See the file "extensions.txt" about design of Plugins/Extensions.


ENCODING AND CHARACTERS

We deal with UTF-8 encoding.  If you want to use some other encoding for your wiki software, then JCreole is not the tool for you.  Similarly, we "write" line delimiters only as \n.  We never write \r's.
As JCreole output will usually be combined with other material to generate HTML page, you should definitely do a '.replace("\n", "\r\n")' if the other content uses DOS line separators.

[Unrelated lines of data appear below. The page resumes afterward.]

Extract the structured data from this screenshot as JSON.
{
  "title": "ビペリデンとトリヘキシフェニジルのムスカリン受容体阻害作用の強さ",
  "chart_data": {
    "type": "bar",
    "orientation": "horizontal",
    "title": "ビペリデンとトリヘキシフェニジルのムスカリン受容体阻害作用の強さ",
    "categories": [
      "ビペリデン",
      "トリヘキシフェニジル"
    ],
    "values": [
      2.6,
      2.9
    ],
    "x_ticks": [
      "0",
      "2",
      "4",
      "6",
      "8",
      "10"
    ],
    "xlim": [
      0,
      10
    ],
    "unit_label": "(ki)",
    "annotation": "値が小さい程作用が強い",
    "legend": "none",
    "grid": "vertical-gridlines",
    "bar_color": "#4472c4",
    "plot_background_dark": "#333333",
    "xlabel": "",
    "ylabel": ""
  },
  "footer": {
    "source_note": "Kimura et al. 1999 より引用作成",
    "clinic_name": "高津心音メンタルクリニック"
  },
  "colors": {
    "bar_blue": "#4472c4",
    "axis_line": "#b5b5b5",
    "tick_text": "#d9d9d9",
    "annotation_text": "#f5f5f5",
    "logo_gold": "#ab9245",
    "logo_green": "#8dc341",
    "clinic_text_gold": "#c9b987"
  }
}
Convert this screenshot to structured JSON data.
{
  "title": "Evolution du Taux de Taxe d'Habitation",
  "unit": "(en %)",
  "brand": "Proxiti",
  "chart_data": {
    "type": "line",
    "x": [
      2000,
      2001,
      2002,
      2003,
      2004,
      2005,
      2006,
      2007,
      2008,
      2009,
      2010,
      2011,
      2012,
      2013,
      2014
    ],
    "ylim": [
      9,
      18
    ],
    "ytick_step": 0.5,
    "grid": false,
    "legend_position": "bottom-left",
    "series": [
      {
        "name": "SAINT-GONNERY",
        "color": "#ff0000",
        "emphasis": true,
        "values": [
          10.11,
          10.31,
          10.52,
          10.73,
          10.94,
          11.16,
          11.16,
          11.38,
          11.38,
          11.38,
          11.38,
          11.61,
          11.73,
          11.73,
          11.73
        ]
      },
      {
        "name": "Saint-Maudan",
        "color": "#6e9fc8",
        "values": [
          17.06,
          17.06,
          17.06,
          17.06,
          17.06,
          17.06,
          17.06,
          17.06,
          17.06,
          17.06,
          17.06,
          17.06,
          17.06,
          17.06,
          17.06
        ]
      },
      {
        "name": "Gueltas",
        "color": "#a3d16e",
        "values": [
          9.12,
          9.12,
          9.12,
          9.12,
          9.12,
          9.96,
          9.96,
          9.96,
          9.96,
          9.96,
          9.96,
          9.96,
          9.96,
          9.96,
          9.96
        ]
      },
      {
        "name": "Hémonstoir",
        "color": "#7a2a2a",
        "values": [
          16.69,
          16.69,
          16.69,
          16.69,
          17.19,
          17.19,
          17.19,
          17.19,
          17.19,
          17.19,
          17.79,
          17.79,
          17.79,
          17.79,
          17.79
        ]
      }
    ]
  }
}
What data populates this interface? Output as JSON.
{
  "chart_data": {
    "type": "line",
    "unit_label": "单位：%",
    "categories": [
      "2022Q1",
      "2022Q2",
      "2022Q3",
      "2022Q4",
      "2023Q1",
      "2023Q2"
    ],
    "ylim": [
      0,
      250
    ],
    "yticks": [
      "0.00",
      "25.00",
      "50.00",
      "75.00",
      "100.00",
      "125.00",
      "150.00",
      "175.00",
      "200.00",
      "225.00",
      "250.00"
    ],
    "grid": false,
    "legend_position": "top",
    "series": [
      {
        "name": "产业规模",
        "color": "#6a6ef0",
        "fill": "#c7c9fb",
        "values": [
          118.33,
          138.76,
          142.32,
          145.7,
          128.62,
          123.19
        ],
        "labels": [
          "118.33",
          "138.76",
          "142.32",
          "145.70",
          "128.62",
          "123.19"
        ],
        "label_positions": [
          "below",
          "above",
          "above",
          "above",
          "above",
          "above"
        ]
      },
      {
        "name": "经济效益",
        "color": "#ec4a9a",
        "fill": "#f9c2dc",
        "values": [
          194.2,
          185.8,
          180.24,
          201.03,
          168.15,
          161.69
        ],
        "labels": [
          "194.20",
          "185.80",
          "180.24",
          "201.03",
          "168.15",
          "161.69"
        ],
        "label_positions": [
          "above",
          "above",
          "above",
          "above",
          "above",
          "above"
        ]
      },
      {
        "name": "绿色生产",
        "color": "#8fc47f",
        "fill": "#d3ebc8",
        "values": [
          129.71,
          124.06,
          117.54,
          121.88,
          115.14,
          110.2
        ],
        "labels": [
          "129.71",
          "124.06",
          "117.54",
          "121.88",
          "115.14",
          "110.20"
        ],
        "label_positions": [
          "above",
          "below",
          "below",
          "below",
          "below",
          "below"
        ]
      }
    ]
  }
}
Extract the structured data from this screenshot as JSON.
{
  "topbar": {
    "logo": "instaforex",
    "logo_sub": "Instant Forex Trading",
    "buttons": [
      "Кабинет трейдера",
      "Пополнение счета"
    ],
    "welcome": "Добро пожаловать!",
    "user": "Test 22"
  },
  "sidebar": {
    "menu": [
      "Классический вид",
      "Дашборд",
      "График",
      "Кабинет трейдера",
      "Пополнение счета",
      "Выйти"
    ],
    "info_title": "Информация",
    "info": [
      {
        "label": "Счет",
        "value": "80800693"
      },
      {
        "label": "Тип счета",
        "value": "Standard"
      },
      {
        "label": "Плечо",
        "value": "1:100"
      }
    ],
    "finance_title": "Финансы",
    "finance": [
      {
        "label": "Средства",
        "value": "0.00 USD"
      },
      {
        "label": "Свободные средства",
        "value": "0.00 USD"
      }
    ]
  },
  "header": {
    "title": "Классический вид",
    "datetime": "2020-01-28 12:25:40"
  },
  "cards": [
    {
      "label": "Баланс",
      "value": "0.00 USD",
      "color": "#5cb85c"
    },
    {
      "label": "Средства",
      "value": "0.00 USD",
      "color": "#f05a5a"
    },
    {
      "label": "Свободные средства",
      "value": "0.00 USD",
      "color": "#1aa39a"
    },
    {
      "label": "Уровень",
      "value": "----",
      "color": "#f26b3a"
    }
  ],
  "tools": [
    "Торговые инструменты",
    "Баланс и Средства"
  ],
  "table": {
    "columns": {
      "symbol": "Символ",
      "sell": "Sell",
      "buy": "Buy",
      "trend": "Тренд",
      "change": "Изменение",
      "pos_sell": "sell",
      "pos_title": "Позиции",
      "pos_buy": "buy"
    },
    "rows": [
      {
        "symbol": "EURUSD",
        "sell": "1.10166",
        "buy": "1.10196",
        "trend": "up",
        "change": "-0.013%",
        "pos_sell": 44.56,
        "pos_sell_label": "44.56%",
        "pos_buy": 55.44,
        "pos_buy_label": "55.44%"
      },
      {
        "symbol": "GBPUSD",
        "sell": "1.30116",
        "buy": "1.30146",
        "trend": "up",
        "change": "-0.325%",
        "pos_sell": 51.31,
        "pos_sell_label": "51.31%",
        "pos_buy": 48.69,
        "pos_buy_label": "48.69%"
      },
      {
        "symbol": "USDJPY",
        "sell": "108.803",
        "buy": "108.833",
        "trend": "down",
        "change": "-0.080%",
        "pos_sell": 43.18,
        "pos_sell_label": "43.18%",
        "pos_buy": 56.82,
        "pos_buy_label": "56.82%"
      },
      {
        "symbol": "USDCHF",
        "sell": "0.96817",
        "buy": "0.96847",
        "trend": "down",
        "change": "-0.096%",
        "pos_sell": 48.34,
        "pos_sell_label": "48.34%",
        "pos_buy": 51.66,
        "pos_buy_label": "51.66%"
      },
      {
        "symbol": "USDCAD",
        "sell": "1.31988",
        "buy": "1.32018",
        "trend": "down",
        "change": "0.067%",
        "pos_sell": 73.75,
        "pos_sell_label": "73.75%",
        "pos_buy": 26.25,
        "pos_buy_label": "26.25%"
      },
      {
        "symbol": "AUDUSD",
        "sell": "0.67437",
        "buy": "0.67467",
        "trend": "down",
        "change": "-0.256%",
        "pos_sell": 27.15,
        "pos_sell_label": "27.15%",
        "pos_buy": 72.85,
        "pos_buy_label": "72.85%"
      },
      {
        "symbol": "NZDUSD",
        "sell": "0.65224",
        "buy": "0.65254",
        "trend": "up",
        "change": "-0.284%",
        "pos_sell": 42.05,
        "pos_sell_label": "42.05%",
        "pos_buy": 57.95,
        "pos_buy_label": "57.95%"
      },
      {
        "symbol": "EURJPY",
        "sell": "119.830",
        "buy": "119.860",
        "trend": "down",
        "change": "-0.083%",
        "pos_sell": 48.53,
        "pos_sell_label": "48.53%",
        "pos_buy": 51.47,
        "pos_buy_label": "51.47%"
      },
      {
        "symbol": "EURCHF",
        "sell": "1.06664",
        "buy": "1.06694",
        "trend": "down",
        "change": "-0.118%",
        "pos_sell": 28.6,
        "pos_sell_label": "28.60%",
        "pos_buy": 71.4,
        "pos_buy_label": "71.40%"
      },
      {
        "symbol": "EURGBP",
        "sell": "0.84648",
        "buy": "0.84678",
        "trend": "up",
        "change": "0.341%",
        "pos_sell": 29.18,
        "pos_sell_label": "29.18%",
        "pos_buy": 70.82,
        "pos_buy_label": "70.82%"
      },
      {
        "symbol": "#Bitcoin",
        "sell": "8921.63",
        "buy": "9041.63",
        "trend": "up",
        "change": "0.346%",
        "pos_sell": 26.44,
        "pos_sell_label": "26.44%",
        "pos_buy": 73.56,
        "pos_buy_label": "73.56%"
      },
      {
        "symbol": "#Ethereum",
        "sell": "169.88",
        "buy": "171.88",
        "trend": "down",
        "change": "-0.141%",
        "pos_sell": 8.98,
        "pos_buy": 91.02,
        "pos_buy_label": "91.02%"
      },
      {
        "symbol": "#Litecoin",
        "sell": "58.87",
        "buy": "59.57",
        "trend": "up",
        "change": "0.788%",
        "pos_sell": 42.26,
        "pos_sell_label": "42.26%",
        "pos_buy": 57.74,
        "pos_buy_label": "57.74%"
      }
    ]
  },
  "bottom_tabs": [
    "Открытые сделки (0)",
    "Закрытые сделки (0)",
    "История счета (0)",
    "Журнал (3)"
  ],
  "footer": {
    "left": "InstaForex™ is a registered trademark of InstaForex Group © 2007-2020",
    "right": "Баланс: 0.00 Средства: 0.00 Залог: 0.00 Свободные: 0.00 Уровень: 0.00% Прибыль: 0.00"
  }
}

You must either supply a stream that has no control characters other than \r and tabs (\t) (... and this means no \r carriage returns), or use the new* static factory methods to strip them from your input.  It would multiplied the complexity of the scanner greatly to have to accommodate the other characters.
If you will be serving huge documents like books, you may instantiate your own Reader filter to assure this on your own, but it could be difficult to do so without losing the benefit of low-level caching.
(If you do implement a char-by-char filtering Reader that is high performance and has no capacity limit, send it to me and I'll incorporate it and remove the limitations described here).


DIRECT HTML

Users may code <, ", etc. in their Creole input, of course, and those characters will be translated to &lt; and &quot;, etc.
For security reasons, the only way that a Creole document author can get the real characters <, ", etc., directly into output is by using the <<~...>> plugin supplied for that purpose.


CHARACTER ENTITIES

Entities of the form &[a-zA-Z0-9]+; are passed from Creole input to output unadulterated.
(That expression is in Regexp. format, not BNF).
See the values in the "Entity Name" columns in the tables at http://www.w3schools.com/tags/ref_entities.asp for the many entities that you can use.
Considering whether to allow escaping this behavior like "~&lt;" to have output write "&amp;lt;", but not doing so for now since that would violate the Creole 1.0 spec.